その時、急に扉が開き、ヨツバが顔を出した。
「何? 入るなら勝手に入ってくればいい」
ヨツバはメイにそう言い放った。
メイは言われるがままにヨツバの部屋の中に入った。
「反対でもしに来たのか? 俺は作戦を変えるつもりはない」
ヨツバは、メイが何も言っていないのにそう言いだした。メイが言いたいことは完全に読まれていたようだった。
「……死んでいい人なんて、いないと思う」
メイはそう呟いた。
「だから、死んでほしくない、ヨツバには」
これが、メイの本心だった。
「心配してもらう必要はない。まあ……死なない可能性もなくはないけど」
「ほんとに!?」
「でも、逃げれないことに変わりはない」
「えっ?」
「まあ、当日次第だから」
ヨツバはそう言い、昨日と同じようにベッドに腰掛けた。
「メイは自分の命を優先しろ。
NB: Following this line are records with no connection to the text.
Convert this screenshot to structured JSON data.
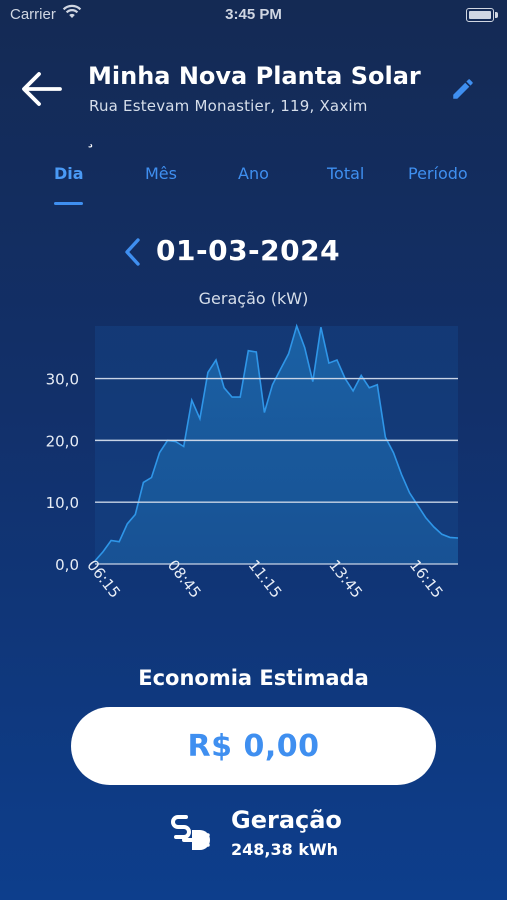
{
  "status_bar": {
    "carrier": "Carrier",
    "time": "3:45 PM"
  },
  "header": {
    "title": "Minha Nova Planta Solar",
    "address": "Rua Estevam Monastier, 119, Xaxim",
    "stray_mark": "¸"
  },
  "tabs": [
    {
      "label": "Dia",
      "active": true
    },
    {
      "label": "Mês",
      "active": false
    },
    {
      "label": "Ano",
      "active": false
    },
    {
      "label": "Total",
      "active": false
    },
    {
      "label": "Período",
      "active": false
    }
  ],
  "date_nav": {
    "date": "01-03-2024"
  },
  "chart_data": {
    "type": "area",
    "title": "Geração (kW)",
    "xlabel": "",
    "ylabel": "",
    "ylim": [
      0,
      38.5
    ],
    "y_ticks": [
      "0,0",
      "10,0",
      "20,0",
      "30,0"
    ],
    "x_ticks": [
      "06:15",
      "08:45",
      "11:15",
      "13:45",
      "16:15"
    ],
    "grid": true,
    "x": [
      "06:15",
      "06:30",
      "06:45",
      "07:00",
      "07:15",
      "07:30",
      "07:45",
      "08:00",
      "08:15",
      "08:30",
      "08:45",
      "09:00",
      "09:15",
      "09:30",
      "09:45",
      "10:00",
      "10:15",
      "10:30",
      "10:45",
      "11:00",
      "11:15",
      "11:30",
      "11:45",
      "12:00",
      "12:15",
      "12:30",
      "12:45",
      "13:00",
      "13:15",
      "13:30",
      "13:45",
      "14:00",
      "14:15",
      "14:30",
      "14:45",
      "15:00",
      "15:15",
      "15:30",
      "15:45",
      "16:00",
      "16:15",
      "16:30",
      "16:45",
      "17:00",
      "17:15",
      "17:30"
    ],
    "values": [
      0.5,
      2.0,
      3.8,
      3.6,
      6.5,
      8.0,
      13.2,
      14.0,
      18.0,
      20.0,
      19.8,
      19.0,
      26.5,
      23.5,
      31.0,
      33.0,
      28.5,
      27.0,
      27.0,
      34.5,
      34.3,
      24.5,
      29.0,
      31.5,
      34.0,
      38.5,
      35.0,
      29.5,
      38.3,
      32.5,
      33.0,
      30.0,
      28.0,
      30.5,
      28.5,
      29.0,
      20.5,
      18.0,
      14.5,
      11.5,
      9.5,
      7.5,
      6.0,
      4.8,
      4.3,
      4.2
    ]
  },
  "economy": {
    "title": "Economia Estimada",
    "value": "R$ 0,00"
  },
  "generation": {
    "label": "Geração",
    "value": "248,38 kWh"
  },
  "colors": {
    "accent": "#3f8ff0",
    "background_top": "#142a54",
    "background_bottom": "#0d3e8c",
    "area_fill": "#1b63a7",
    "area_line": "#2f96e8"
  }
}
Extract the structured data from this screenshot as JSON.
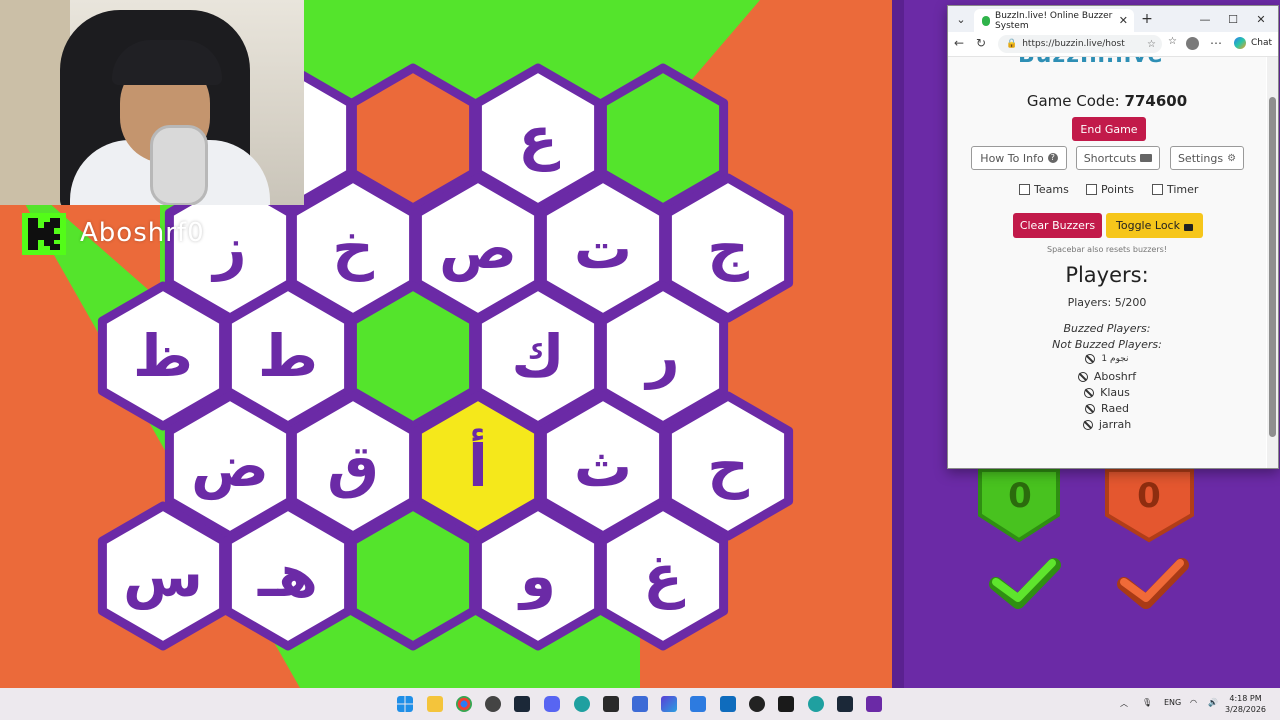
{
  "streamer": {
    "name": "Aboshrf0",
    "platform_color": "#53fc18"
  },
  "board": {
    "letters": [
      "ع",
      "ز",
      "خ",
      "ص",
      "ت",
      "ج",
      "ظ",
      "ط",
      "ك",
      "ر",
      "ض",
      "ق",
      "أ",
      "ث",
      "ح",
      "س",
      "هـ",
      "و",
      "غ"
    ],
    "colors": {
      "green": "#54e42c",
      "orange": "#eb6a3a",
      "purple": "#6b2aa6",
      "white": "#ffffff",
      "yellow": "#f5e81b"
    },
    "right_scores": {
      "team_green": "0",
      "team_orange": "0"
    }
  },
  "browser": {
    "tab_title": "BuzzIn.live! Online Buzzer System",
    "url": "https://buzzin.live/host",
    "chat_label": "Chat",
    "logo_partial": "BuzzIn.live"
  },
  "host": {
    "game_code_label": "Game Code:",
    "game_code": "774600",
    "end_game": "End Game",
    "how_to_info": "How To Info",
    "shortcuts": "Shortcuts",
    "settings": "Settings",
    "teams": "Teams",
    "points": "Points",
    "timer": "Timer",
    "clear_buzzers": "Clear Buzzers",
    "toggle_lock": "Toggle Lock",
    "spacebar_note": "Spacebar also resets buzzers!",
    "players_heading": "Players:",
    "players_count": "Players: 5/200",
    "buzzed_label": "Buzzed Players:",
    "not_buzzed_label": "Not Buzzed Players:",
    "not_buzzed": [
      "نجوم 1",
      "Aboshrf",
      "Klaus",
      "Raed",
      "jarrah"
    ]
  },
  "taskbar": {
    "lang": "ENG",
    "time": "4:18 PM",
    "date": "3/28/2026"
  }
}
俺が生きるか死ぬかより前に」
ヨツバはそう続けた。
「……私がそこまで心配するのは、ヨツバのこと好きだからだよ」
メイは唐突にそう言った。
「えっ?」
ヨツバは驚きを隠せない様子だった。
「愛……だよ」
メイは少し照れながらも、ヨツバにそう言った。
「……愛って、なんなの? 愛とか、好きとか、俺たちは、知らないわけだし、」
ヨツバはそこで話を続けるのを止めた。
ヨツバでも、メイは傷つけたくなかったからだ。
だが、なんて答えたらいいのかはわからなかった。
◇ ◇ ◇
それから、メイはヨツバの作戦に協力することを決めた。ヨツバから、自分の命を優先しろと言われたことが大きく影響していた。
そして、他の子供たちにこのことを広め、周知を図った。
どの子供たちも、メイが言うならと、賛同してくれた。
ヨツバなら、こう簡単には行かなかっただろう。